Final answer:
To prove the identity sec(A + B)(cot A cot B - 1) = csc A csc B, we expand sec(A + B) using the sum formula for cosine and simplify (cot A cot B - 1) using trigonometric identities. Simplifying the left side shows us both sides of the equation are ultimately equal to 1, thus proving the identity.
Step-by-step explanation:
To prove that sec(A + B)(cot A cot B - 1) = csc A csc B, we will use trigonometric identities to simplify the left side of the equation to the right side.
We start by expanding sec(A + B) using the sum formula for cosine and then taking its reciprocal, since secant is the reciprocal of cosine:
- sec(A + B) = 1 / cos(A + B)
- cos(A + B) = cos A cos B - sin A sin B (Sum formula for cosine)
- Therefore, sec(A + B) = 1 / (cos A cos B - sin A sin B)

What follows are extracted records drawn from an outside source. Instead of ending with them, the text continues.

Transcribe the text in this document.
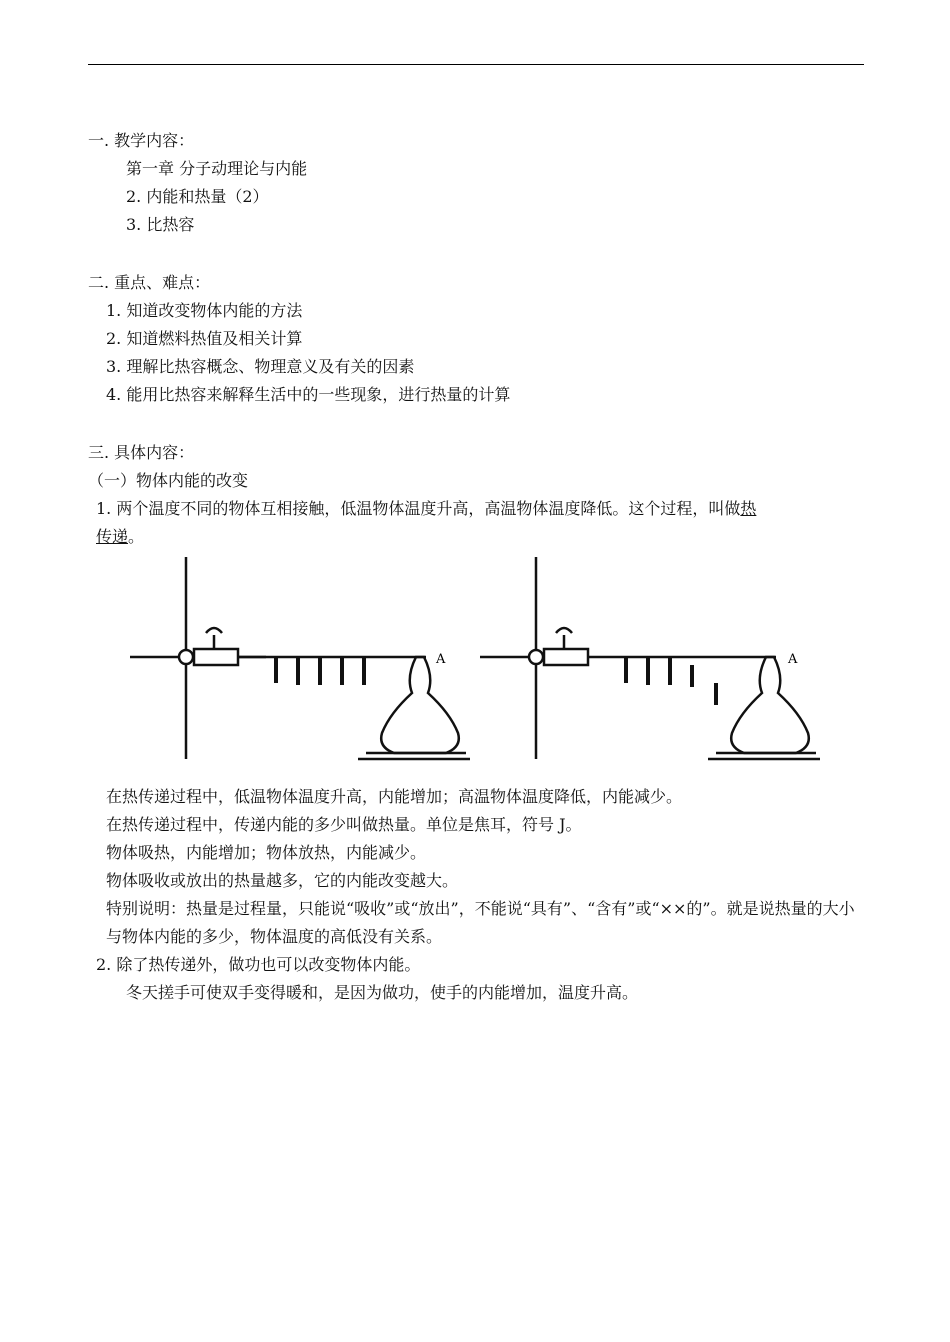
一. 教学内容：

第一章 分子动理论与内能

2. 内能和热量（2）

3. 比热容

二. 重点、难点：

1. 知道改变物体内能的方法

2. 知道燃料热值及相关计算

3. 理解比热容概念、物理意义及有关的因素

4. 能用比热容来解释生活中的一些现象，进行热量的计算

三. 具体内容：

（一）物体内能的改变

1. 两个温度不同的物体互相接触，低温物体温度升高，高温物体温度降低。这个过程，叫做热
传递。

A	A

在热传递过程中，低温物体温度升高，内能增加；高温物体温度降低，内能减少。

在热传递过程中，传递内能的多少叫做热量。单位是焦耳，符号 J。

物体吸热，内能增加；物体放热，内能减少。

物体吸收或放出的热量越多，它的内能改变越大。

特别说明：热量是过程量，只能说“吸收”或“放出”，不能说“具有”、“含有”或“××的”。就是说热量的大小与物体内能的多少，物体温度的高低没有关系。

2. 除了热传递外，做功也可以改变物体内能。

冬天搓手可使双手变得暖和，是因为做功，使手的内能增加，温度升高。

Next, we'll simplify the term(cot A cot B - 1) by substituting cotangent with the reciprocal of tangent which is cos/sin:
- cot A cot B - 1 = (cos A/sin A) * (cos B/sin B) - 1
Combining these gives us:
- sec(A + B)(cot A cot B - 1) = [1 / (cos A cos B - sin A sin B)] * [(cos A cos B)/(sin A sin B) - 1]
- Multiply the numerator of the second fraction by the denominator of the first fraction:
- sec(A + B)(cot A cot B - 1) = [(cos A cos B) - (sin A sin B)] / (sin A sin B)
Notice that (cos A cos B) / (sin A sin B) simplifies to cot A cot B, and that sin^2 A + cos^2 A = 1 (Pythagorean identity). So, in terms of sine:
- (sin^2 A + sin^2 B) = 1, therefore (cos A cos B) - (sin A sin B) = sin A sin B
- Now the left side of the equation becomes sec(A + B)(cot A cot B - 1) = (sin A sin B) / (sin A sin B) = 1
- Looking at the right side of the initial equation: csc A csc B = (1/sin A)(1/sin B) = 1
Both sides simplify to 1, so the identity sec(A + B)(cot A cot B - 1) = csc A csc B is proved.